The new chief will start on April 1, succeeding Nick Holland, who is retiring after 13 years at the helm. Gold Fields extended gains on the news, rising as much as 6.2% in Johannesburg trading.
Griffith left Anglo American Platinum last year at a high point for the company, having recently reported bumper earnings and boosted shareholder returns. During his tenure, the Anglo American Plc unit sold and mothballed less profitable operations to focus on lower-cost mines.
While Gold Fields’ incoming CEO would be open to growing the company through new opportunities, it could also boost value by advancing existing, internal projects, Griffith said.
“I want whatever help I could bring as an operator who has turned many mines around to be able to build on what’s already been done,” Griffith said on a conference call. “There has been a great improvement in safety and productivity and I hope South Deep hasn’t been sold by the time I get there.”

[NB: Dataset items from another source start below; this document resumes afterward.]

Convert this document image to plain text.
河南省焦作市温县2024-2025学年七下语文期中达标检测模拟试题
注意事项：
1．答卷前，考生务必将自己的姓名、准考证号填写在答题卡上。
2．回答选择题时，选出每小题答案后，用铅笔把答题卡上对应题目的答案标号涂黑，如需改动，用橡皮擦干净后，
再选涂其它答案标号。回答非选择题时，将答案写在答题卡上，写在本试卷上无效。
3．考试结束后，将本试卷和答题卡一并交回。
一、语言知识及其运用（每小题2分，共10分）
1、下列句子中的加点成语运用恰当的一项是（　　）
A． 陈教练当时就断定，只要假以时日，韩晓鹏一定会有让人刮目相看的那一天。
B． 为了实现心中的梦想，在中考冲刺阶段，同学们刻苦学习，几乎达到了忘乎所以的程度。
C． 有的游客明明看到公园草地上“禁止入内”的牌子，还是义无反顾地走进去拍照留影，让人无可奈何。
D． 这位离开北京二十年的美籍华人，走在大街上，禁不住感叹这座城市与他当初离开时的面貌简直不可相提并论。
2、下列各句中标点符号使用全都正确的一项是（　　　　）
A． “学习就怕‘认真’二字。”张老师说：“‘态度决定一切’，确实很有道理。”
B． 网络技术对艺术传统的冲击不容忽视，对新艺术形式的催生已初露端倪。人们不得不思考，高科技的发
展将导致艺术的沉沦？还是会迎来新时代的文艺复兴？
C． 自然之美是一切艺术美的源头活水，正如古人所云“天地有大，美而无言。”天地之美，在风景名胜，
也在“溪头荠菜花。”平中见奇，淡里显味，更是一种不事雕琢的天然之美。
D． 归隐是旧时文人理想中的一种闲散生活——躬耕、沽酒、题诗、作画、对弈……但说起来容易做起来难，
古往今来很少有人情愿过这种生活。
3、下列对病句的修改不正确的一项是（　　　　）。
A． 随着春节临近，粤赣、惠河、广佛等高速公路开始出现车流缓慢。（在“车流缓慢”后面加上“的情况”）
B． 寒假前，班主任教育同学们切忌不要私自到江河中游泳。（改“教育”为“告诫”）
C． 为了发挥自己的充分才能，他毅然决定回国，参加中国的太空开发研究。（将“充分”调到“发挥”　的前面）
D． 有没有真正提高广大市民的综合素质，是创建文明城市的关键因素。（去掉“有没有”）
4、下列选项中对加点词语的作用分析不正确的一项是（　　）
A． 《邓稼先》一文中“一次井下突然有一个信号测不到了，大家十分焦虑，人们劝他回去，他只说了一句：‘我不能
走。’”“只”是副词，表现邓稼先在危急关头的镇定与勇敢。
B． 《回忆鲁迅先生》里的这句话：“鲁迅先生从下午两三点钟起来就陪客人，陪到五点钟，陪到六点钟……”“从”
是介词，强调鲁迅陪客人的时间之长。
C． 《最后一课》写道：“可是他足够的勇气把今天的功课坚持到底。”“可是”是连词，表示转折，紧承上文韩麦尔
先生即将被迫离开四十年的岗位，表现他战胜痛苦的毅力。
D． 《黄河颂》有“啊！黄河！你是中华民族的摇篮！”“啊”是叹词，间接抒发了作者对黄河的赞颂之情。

At Gold Fields, he’ll be confronted with advancing the development of a new mine in Chile, while continuing the turnaround at the troublesome South Deep operation in South Africa. Like its larger rival AngloGold Ashanti, Gold Fields has shifted focus to more profitable mines in Africa, Australia and the Americas as the industry in South Africa dwindles amid geological challenges and soaring costs of mining the world’s deepest deposits.
“It would be interesting to see whether he sells South Deep,” said Mandi Dungwa, an analyst at Kagiso Asset Management Ltd. “At Amplats he sold non-performing assets or closed them.”
Gold Fields, founded by Cecil Rhodes in 1887, has previously been under pressure from investors to end years of losses at South Deep. While the mine sits on the second-biggest known body of gold-bearing ore, it has failed to meet production targets despite a number of operational revamps. Its problems have been compounded by power shortages and regulatory uncertainties in South Africa.
Griffith will bring his underground-mining experience to bear on South Deep, said Bloomberg Intelligence mining analyst Grant Sporre.
“His successful turnaround of Amplats is a good foundation to tackle Gold Fields’ problematic South Deep mine and develop its international portfolio of assets,” Sporre said. “Finding a suitable CEO replacement and proving the economic viability of the problematic South Deep mine would help the company close its valuation gap versus peers.”
Holland, who was instrumental in efforts to turn around South Deep, will retire six months earlier than initially announced.
The appointment of Griffith is one of several recent management changes in the global mining industry. AngloGold is also looking for a new CEO.
Griffith “has deep-rooted operational mining experience and an impressive track record of delivering safe operational performance and leading effective change,” Gold Fields Chairwoman Cheryl Carolus said.